汚い油がはねようが、鉄の匂いが手に染み付こうが気にもとめず、仕事に集中する。
彼女の手は綺麗すぎる、それゆえに、爪に浸透する汚い油汚れが際立つ。
「軍手の中に、ゴム手をはめなさい。そうすれば少しは汚れにくいから」
私がそう言うが、藤堂ゆいは首を横にふる。
「ありがとうございます。でも、大丈夫です。手の感覚が鈍るのが嫌なので、すみません」
これくらいの年頃の子は、ネイルなんてものをしたいのじゃないか、ハンドクリームで保湿なんかして、綺麗な手でいたいのではないか?
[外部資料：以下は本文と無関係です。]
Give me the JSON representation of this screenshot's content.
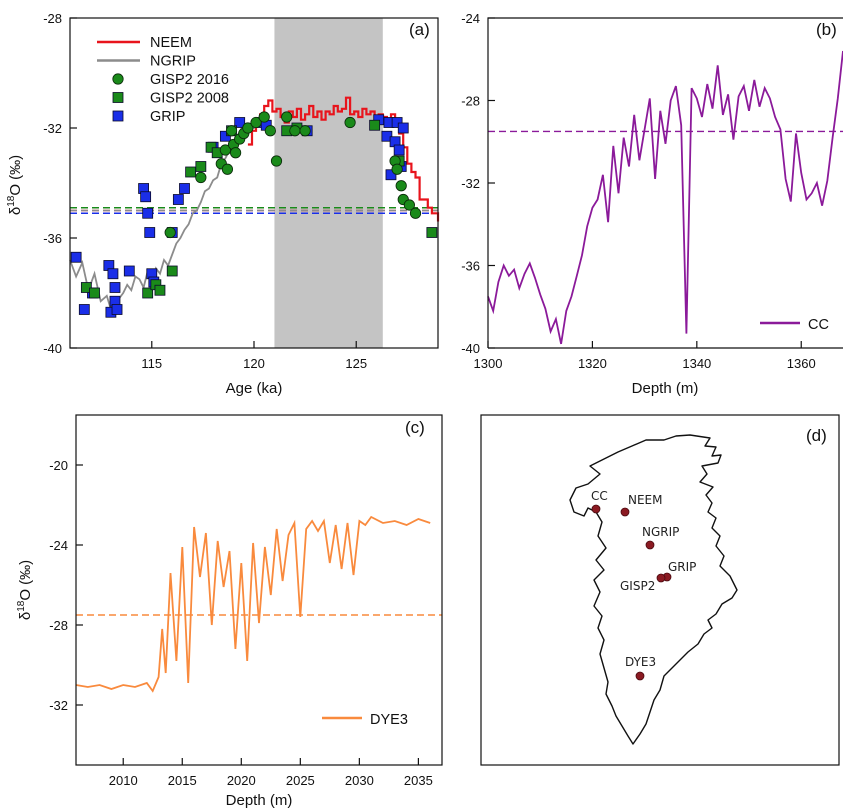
{
  "chart_data": [
    {
      "panel": "(a)",
      "type": "line",
      "xlabel": "Age (ka)",
      "ylabel": "δ18O (‰)",
      "xlim": [
        111,
        129
      ],
      "ylim": [
        -40,
        -28
      ],
      "xticks": [
        115,
        120,
        125
      ],
      "yticks": [
        -40,
        -36,
        -32,
        -28
      ],
      "legend_position": "top-left",
      "shaded_interval": [
        121,
        126.3
      ],
      "series": [
        {
          "name": "NEEM",
          "type": "step-line",
          "color": "#e8141c",
          "x": [
            119.7,
            119.9,
            120.1,
            120.3,
            120.5,
            120.7,
            120.9,
            121.1,
            121.3,
            121.5,
            121.7,
            121.9,
            122.1,
            122.3,
            122.5,
            122.7,
            122.9,
            123.1,
            123.3,
            123.5,
            123.7,
            123.9,
            124.1,
            124.3,
            124.5,
            124.7,
            124.9,
            125.1,
            125.3,
            125.5,
            125.7,
            125.9,
            126.1,
            126.3,
            126.5,
            126.7,
            126.9,
            127.1,
            127.3,
            127.5,
            127.7,
            127.9,
            128.1,
            128.3,
            128.5,
            128.7,
            128.9,
            129.0
          ],
          "y": [
            -32.6,
            -32.1,
            -31.8,
            -31.5,
            -31.2,
            -31.0,
            -31.4,
            -31.3,
            -31.6,
            -31.8,
            -31.4,
            -31.6,
            -31.3,
            -31.7,
            -31.5,
            -31.2,
            -31.6,
            -31.4,
            -31.7,
            -31.4,
            -31.5,
            -31.2,
            -31.4,
            -31.3,
            -30.9,
            -31.5,
            -31.4,
            -31.6,
            -31.3,
            -31.5,
            -31.4,
            -31.7,
            -31.5,
            -31.6,
            -31.7,
            -31.5,
            -31.8,
            -32.2,
            -32.7,
            -33.3,
            -33.6,
            -33.8,
            -34.6,
            -34.6,
            -34.9,
            -35.1,
            -35.1,
            -35.4
          ]
        },
        {
          "name": "NGRIP",
          "type": "line",
          "color": "#8c8c8c",
          "x": [
            111.0,
            111.3,
            111.6,
            111.9,
            112.2,
            112.5,
            112.8,
            113.0,
            113.2,
            113.4,
            113.6,
            113.8,
            114.0,
            114.2,
            114.4,
            114.6,
            114.8,
            115.0,
            115.2,
            115.4,
            115.6,
            115.8,
            116.0,
            116.2,
            116.4,
            116.6,
            116.8,
            117.0,
            117.2,
            117.4,
            117.6,
            117.8,
            118.0,
            118.2,
            118.4,
            118.6,
            118.8,
            119.0,
            119.2,
            119.4,
            119.6,
            119.8,
            120.0,
            120.2,
            120.4
          ],
          "y": [
            -36.8,
            -37.4,
            -36.9,
            -37.9,
            -37.3,
            -38.3,
            -38.1,
            -38.6,
            -38.4,
            -38.2,
            -38.0,
            -37.7,
            -37.9,
            -37.4,
            -37.5,
            -37.8,
            -37.2,
            -37.6,
            -37.1,
            -37.3,
            -36.8,
            -37.0,
            -36.6,
            -36.2,
            -36.0,
            -35.7,
            -35.5,
            -35.1,
            -35.0,
            -34.7,
            -34.3,
            -34.2,
            -33.9,
            -33.8,
            -33.3,
            -33.1,
            -32.8,
            -32.6,
            -32.3,
            -32.0,
            -32.1,
            -31.9,
            -32.0,
            -31.9,
            -31.9
          ]
        },
        {
          "name": "GISP2 2016",
          "type": "scatter",
          "marker": "circle",
          "color": "#1a8a1a",
          "x": [
            115.9,
            117.4,
            118.4,
            118.6,
            118.7,
            118.9,
            119.0,
            119.1,
            119.3,
            119.5,
            119.7,
            120.1,
            120.5,
            120.8,
            121.1,
            121.6,
            122.0,
            122.5,
            124.7,
            126.9,
            127.0,
            127.2,
            127.3,
            127.6,
            127.9
          ],
          "y": [
            -35.8,
            -33.8,
            -33.3,
            -32.8,
            -33.5,
            -32.1,
            -32.6,
            -32.9,
            -32.4,
            -32.2,
            -32.0,
            -31.8,
            -31.6,
            -32.1,
            -33.2,
            -31.6,
            -32.1,
            -32.1,
            -31.8,
            -33.2,
            -33.5,
            -34.1,
            -34.6,
            -34.8,
            -35.1
          ]
        },
        {
          "name": "GISP2 2008",
          "type": "scatter",
          "marker": "square",
          "color": "#1a8a1a",
          "x": [
            111.8,
            112.2,
            114.8,
            115.2,
            115.4,
            116.0,
            116.9,
            117.4,
            117.9,
            118.2,
            118.9,
            121.6,
            122.1,
            125.9,
            127.1,
            128.7
          ],
          "y": [
            -37.8,
            -38.0,
            -38.0,
            -37.7,
            -37.9,
            -37.2,
            -33.6,
            -33.4,
            -32.7,
            -32.9,
            -32.1,
            -32.1,
            -32.0,
            -31.9,
            -33.2,
            -35.8
          ]
        },
        {
          "name": "GRIP",
          "type": "scatter",
          "marker": "square",
          "color": "#1a2ee8",
          "x": [
            111.3,
            111.7,
            112.1,
            112.9,
            113.0,
            113.1,
            113.2,
            113.2,
            113.3,
            113.9,
            114.6,
            114.7,
            114.8,
            114.9,
            115.0,
            115.1,
            116.0,
            116.3,
            116.6,
            118.0,
            118.6,
            119.3,
            120.3,
            120.6,
            122.6,
            126.1,
            126.5,
            126.6,
            126.7,
            126.9,
            127.0,
            127.1,
            127.2,
            127.3
          ],
          "y": [
            -36.7,
            -38.6,
            -38.0,
            -37.0,
            -38.7,
            -37.3,
            -37.8,
            -38.3,
            -38.6,
            -37.2,
            -34.2,
            -34.5,
            -35.1,
            -35.8,
            -37.3,
            -37.6,
            -35.8,
            -34.6,
            -34.2,
            -32.7,
            -32.3,
            -31.8,
            -31.8,
            -31.9,
            -32.1,
            -31.7,
            -32.3,
            -31.8,
            -33.7,
            -32.5,
            -31.8,
            -32.8,
            -33.4,
            -32.0
          ]
        }
      ],
      "reference_lines": [
        {
          "y": -34.9,
          "color": "#1a8a1a",
          "style": "dashed"
        },
        {
          "y": -35.0,
          "color": "#e8141c",
          "style": "dashed"
        },
        {
          "y": -35.0,
          "color": "#8c8c8c",
          "style": "dashed"
        },
        {
          "y": -35.1,
          "color": "#1a2ee8",
          "style": "dashed"
        }
      ]
    },
    {
      "panel": "(b)",
      "type": "line",
      "xlabel": "Depth (m)",
      "ylabel": "",
      "xlim": [
        1300,
        1368
      ],
      "ylim": [
        -40,
        -24
      ],
      "xticks": [
        1300,
        1320,
        1340,
        1360
      ],
      "yticks": [
        -40,
        -36,
        -32,
        -28,
        -24
      ],
      "legend_position": "bottom-right",
      "series": [
        {
          "name": "CC",
          "color": "#8b1a9a",
          "x": [
            1300,
            1301,
            1302,
            1303,
            1304,
            1305,
            1306,
            1307,
            1308,
            1309,
            1310,
            1311,
            1312,
            1313,
            1314,
            1315,
            1316,
            1317,
            1318,
            1319,
            1320,
            1321,
            1322,
            1323,
            1324,
            1325,
            1326,
            1327,
            1328,
            1329,
            1330,
            1331,
            1332,
            1333,
            1334,
            1335,
            1336,
            1337,
            1338,
            1339,
            1340,
            1341,
            1342,
            1343,
            1344,
            1345,
            1346,
            1347,
            1348,
            1349,
            1350,
            1351,
            1352,
            1353,
            1354,
            1355,
            1356,
            1357,
            1358,
            1359,
            1360,
            1361,
            1362,
            1363,
            1364,
            1365,
            1366,
            1367,
            1368
          ],
          "y": [
            -37.5,
            -38.2,
            -36.8,
            -36.0,
            -36.5,
            -36.2,
            -37.1,
            -36.4,
            -35.9,
            -36.6,
            -37.4,
            -38.1,
            -39.2,
            -38.6,
            -39.8,
            -38.2,
            -37.5,
            -36.5,
            -35.5,
            -34.1,
            -33.2,
            -32.8,
            -31.6,
            -33.9,
            -30.2,
            -32.5,
            -29.8,
            -31.2,
            -28.7,
            -30.9,
            -29.4,
            -27.9,
            -31.8,
            -28.5,
            -30.1,
            -28.0,
            -27.3,
            -29.2,
            -39.3,
            -27.4,
            -27.9,
            -28.8,
            -27.2,
            -28.4,
            -26.3,
            -28.7,
            -27.7,
            -29.9,
            -27.8,
            -27.3,
            -28.5,
            -27.0,
            -28.3,
            -27.4,
            -27.9,
            -28.8,
            -29.4,
            -31.8,
            -32.9,
            -29.6,
            -31.5,
            -32.8,
            -32.5,
            -32.0,
            -33.1,
            -31.9,
            -29.8,
            -27.9,
            -25.6
          ]
        }
      ],
      "reference_lines": [
        {
          "y": -29.5,
          "color": "#8b1a9a",
          "style": "dashed"
        }
      ]
    },
    {
      "panel": "(c)",
      "type": "line",
      "xlabel": "Depth (m)",
      "ylabel": "δ18O (‰)",
      "xlim": [
        2006,
        2037
      ],
      "ylim": [
        -35,
        -17.5
      ],
      "xticks": [
        2010,
        2015,
        2020,
        2025,
        2030,
        2035
      ],
      "yticks": [
        -32,
        -28,
        -24,
        -20
      ],
      "legend_position": "bottom-right",
      "series": [
        {
          "name": "DYE3",
          "color": "#f98a3d",
          "x": [
            2006,
            2007,
            2008,
            2009,
            2010,
            2011,
            2012,
            2012.5,
            2013,
            2013.3,
            2013.6,
            2014,
            2014.5,
            2015,
            2015.5,
            2016,
            2016.5,
            2017,
            2017.5,
            2018,
            2018.5,
            2019,
            2019.5,
            2020,
            2020.5,
            2021,
            2021.5,
            2022,
            2022.5,
            2023,
            2023.5,
            2024,
            2024.5,
            2025,
            2025.5,
            2026,
            2026.5,
            2027,
            2027.5,
            2028,
            2028.5,
            2029,
            2029.5,
            2030,
            2030.5,
            2031,
            2032,
            2033,
            2034,
            2035,
            2036
          ],
          "y": [
            -31.0,
            -31.1,
            -31.0,
            -31.2,
            -31.0,
            -31.1,
            -30.9,
            -31.3,
            -30.6,
            -28.2,
            -30.4,
            -25.4,
            -29.8,
            -24.1,
            -30.9,
            -23.1,
            -25.6,
            -23.4,
            -28.0,
            -23.8,
            -26.1,
            -24.3,
            -29.2,
            -24.9,
            -29.8,
            -23.9,
            -27.9,
            -24.1,
            -26.5,
            -23.2,
            -25.8,
            -23.5,
            -22.9,
            -27.6,
            -23.2,
            -22.8,
            -23.3,
            -22.8,
            -24.9,
            -23.0,
            -25.2,
            -22.9,
            -25.5,
            -22.8,
            -23.0,
            -22.6,
            -22.9,
            -22.8,
            -23.0,
            -22.7,
            -22.9
          ]
        }
      ],
      "reference_lines": [
        {
          "y": -27.5,
          "color": "#f98a3d",
          "style": "dashed"
        }
      ]
    },
    {
      "panel": "(d)",
      "type": "map",
      "sites": [
        "CC",
        "NEEM",
        "NGRIP",
        "GRIP",
        "GISP2",
        "DYE3"
      ]
    }
  ],
  "labels": {
    "a_panel": "(a)",
    "b_panel": "(b)",
    "c_panel": "(c)",
    "d_panel": "(d)",
    "a_xlabel": "Age (ka)",
    "b_xlabel": "Depth (m)",
    "c_xlabel": "Depth (m)",
    "ylabel_main": "δ",
    "ylabel_sup": "18",
    "ylabel_unit": "O (‰)",
    "site_cc": "CC",
    "site_neem": "NEEM",
    "site_ngrip": "NGRIP",
    "site_grip": "GRIP",
    "site_gisp2": "GISP2",
    "site_dye3": "DYE3"
  }
}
そう思っていた私は、彼女がよほどこの仕事をやりたくてやっているのだと知らされた。
そんな事よりも、いい部品を作る事の方が、彼女にとってはしたい事なのだ。
出来上がったネジやボルトを検品する。
汚れた彼女の手から作られた部品は、とても繊細で綺麗だった。
「──素晴らしい出来だ」
彼女に言ったのではない。
私の独り言がポロっと漏れてしまったのだ。
彼女は瞳を潤ませて「良かったぁ」と小さく言った。